The purposes of the CITT are:
- To determine whether Home-based Pencil Push-up therapy, Home-based Pencil Push-ups with Computer Vision Therapy/Orthoptics or Office-based VT/Orthoptics more effective than placebo treatment, and whether there are differences between the three treatments in improving subject symptoms and signs.
- To evaluate whether improvements in outcome measures are still present after one year of observation.
- Study Type: Interventional
- Study Design
- Allocation: Randomized
- Intervention Model: Parallel Assignment
- Primary Purpose: Treatment
- Masking: Single (Participant)
- Study Primary Completion Date: September 2008
Convergence insufficiency is a prevalent and distinct binocular vision disorder. Typical symptoms include double vision, eyestrain, headaches, and blurred vision while reading. It affects approximately 5% of children in the United States, and may have a serious impact on an individual's performance in school, choice of jobs, and quality of life.
There is no consensus regarding the most effective treatment for convergence insufficiency. Two commonly prescribed treatments are home-based pencil push-up therapy and office-based vision therapy/orthoptics. Significant differences exist between these two treatment modalities in cost and number of office visits required, with pencil push-up therapy being less expensive and less time intensive. There have been no well-designed studies that have compared the effectiveness of these two treatments.
The Convergence Insufficiency Treatment Trial (CITT) is a prospective, masked, placebo-controlled, multi-center clinical trial in which 208 subjects between the ages of 9 to < 18 years will be randomly assigned to: 1) Home-based Pencil Push-Up Therapy, 2) Home-based Pencil Push-ups with Computer Vision Therapy/Orthoptics, 3) Office-based Vision Therapy/Orthoptics, or 4) Placebo Office-based Vision Therapy/Orthoptics. The primary outcome measure is a measure of symptoms using a 15-item survey, the CI Symptom Survey. Secondary outcome measures are two common clinical tests of the eyes' ability to converge when performing close work. Patients will be tested at the eligibility examination, and by masked examiners after 4, 8 and 12 weeks of treatment have been completed during the 12-week treatment phase. Long term follow-up will be assessed at 6 and 12 months after the completion of active treatment.

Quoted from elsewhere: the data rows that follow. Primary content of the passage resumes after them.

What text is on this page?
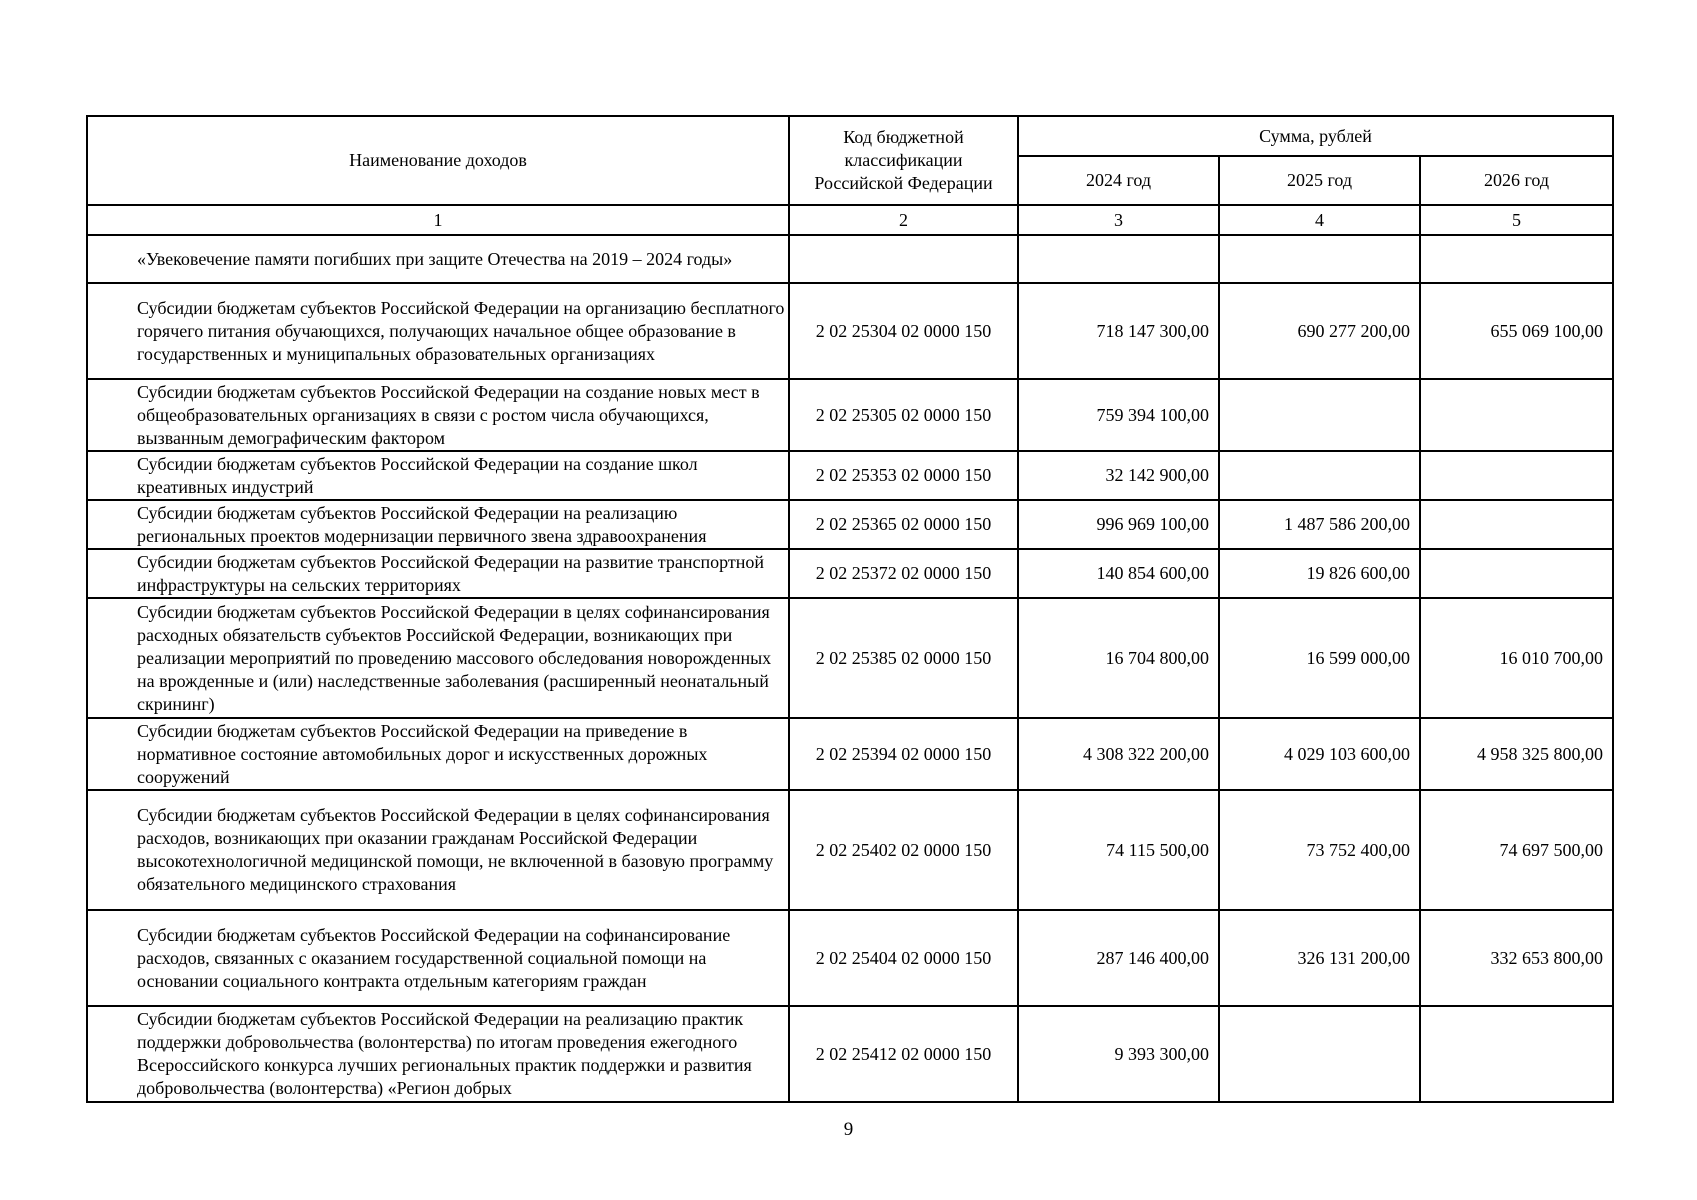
Наименование доходов	Код бюджетной классификации Российской Федерации	Сумма, рублей		
		2024 год	2025 год	2026 год
1	2	3	4	5
«Увековечение памяти погибших при защите Отечества на 2019 – 2024 годы»				
Субсидии бюджетам субъектов Российской Федерации на организацию бесплатного горячего питания обучающихся, получающих начальное общее образование в государственных и муниципальных образовательных организациях	2 02 25304 02 0000 150	718 147 300,00	690 277 200,00	655 069 100,00
Субсидии бюджетам субъектов Российской Федерации на создание новых мест в общеобразовательных организациях в связи с ростом числа обучающихся, вызванным демографическим фактором	2 02 25305 02 0000 150	759 394 100,00		
Субсидии бюджетам субъектов Российской Федерации на создание школ креативных индустрий	2 02 25353 02 0000 150	32 142 900,00		
Субсидии бюджетам субъектов Российской Федерации на реализацию региональных проектов модернизации первичного звена здравоохранения	2 02 25365 02 0000 150	996 969 100,00	1 487 586 200,00	
Субсидии бюджетам субъектов Российской Федерации на развитие транспортной инфраструктуры на сельских территориях	2 02 25372 02 0000 150	140 854 600,00	19 826 600,00	
Субсидии бюджетам субъектов Российской Федерации в целях софинансирования расходных обязательств субъектов Российской Федерации, возникающих при реализации мероприятий по проведению массового обследования новорожденных на врожденные и (или) наследственные заболевания (расширенный неонатальный скрининг)	2 02 25385 02 0000 150	16 704 800,00	16 599 000,00	16 010 700,00
Субсидии бюджетам субъектов Российской Федерации на приведение в нормативное состояние автомобильных дорог и искусственных дорожных сооружений	2 02 25394 02 0000 150	4 308 322 200,00	4 029 103 600,00	4 958 325 800,00
Субсидии бюджетам субъектов Российской Федерации в целях софинансирования расходов, возникающих при оказании гражданам Российской Федерации высокотехнологичной медицинской помощи, не включенной в базовую программу обязательного медицинского страхования	2 02 25402 02 0000 150	74 115 500,00	73 752 400,00	74 697 500,00
Субсидии бюджетам субъектов Российской Федерации на софинансирование расходов, связанных с оказанием государственной социальной помощи на основании социального контракта отдельным категориям граждан	2 02 25404 02 0000 150	287 146 400,00	326 131 200,00	332 653 800,00
Субсидии бюджетам субъектов Российской Федерации на реализацию практик поддержки добровольчества (волонтерства) по итогам проведения ежегодного Всероссийского конкурса лучших региональных практик поддержки и развития добровольчества (волонтерства) «Регион добрых	2 02 25412 02 0000 150	9 393 300,00		
9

- Behavioral: Home-based Pencil Push-Up Therapy
- Exercise in which patients visually followed a small letter on a pencil as they moved the pencil closer to the bridge of their nose
- Behavioral: Home-based Pencil Push-ups with Computer Vision Therapy/Orthoptics
- Exercise in which patients visually followed a small letter on a pencil as they moved the pencil closer to the bridge of their nose combined with additional computer vision therapy
- Behavioral: Office-based Vision Therapy/Orthoptics
- Weekly hour-long sessions of office-based vision therapy with a trained therapist and performed at-home reinforcement exercises
- Behavioral: Placebo Office-based Vision Therapy/Orthoptics
- Vision activities designed to simulate office-based therapy
Clinical Trial Outcome Measures
- Measure of symptoms using a 15-item Convergence Insufficiency Symptom Survey
- Time Frame: 12 weeks
- Eyes’ ability to converge when performing close work
- Time Frame: 12 weeks
Participating in This Clinical Trial
- Children between the ages of 9 and 17 years with symptomatic convergence insufficiency
- Exophoria at near at least 4Δ greater than at far
- Insufficient positive fusional convergence at near
- A receded near point of convergence of ≥6 cm break
- CI Symptom Survey score ≥16
- Previous treatment with office-based vision therapy/orthoptics or pencil push-ups
- Systemic diseases known to affect accommodation, vergence and ocular motility
- Developmental disability, mental retardation, attention deficit hyperactivity disorder (ADHD), or learning disability diagnosis that in the investigator's discretion would interfere with treatment
Gender Eligibility: All
Minimum Age: 9 Years
Maximum Age: 18 Years
Are Healthy Volunteers Accepted: No
- Lead Sponsor
- National Eye Institute (NEI)
- Provider of Information About this Clinical Study
- Mitchell Scheiman, OD, Pennsylvania College of Optometry
- Overall Official(s)
- Mitchell Scheiman, OD, Study Chair, Pennsylvania College of Optometry
Citations Reporting on Results
Convergence Insufficiency Treatment Trial Study Group. Randomized clinical trial of treatments for symptomatic convergence insufficiency in children. Arch Ophthalmol. 2008 Oct;126(10):1336-49. doi: 10.1001/archopht.126.10.1336.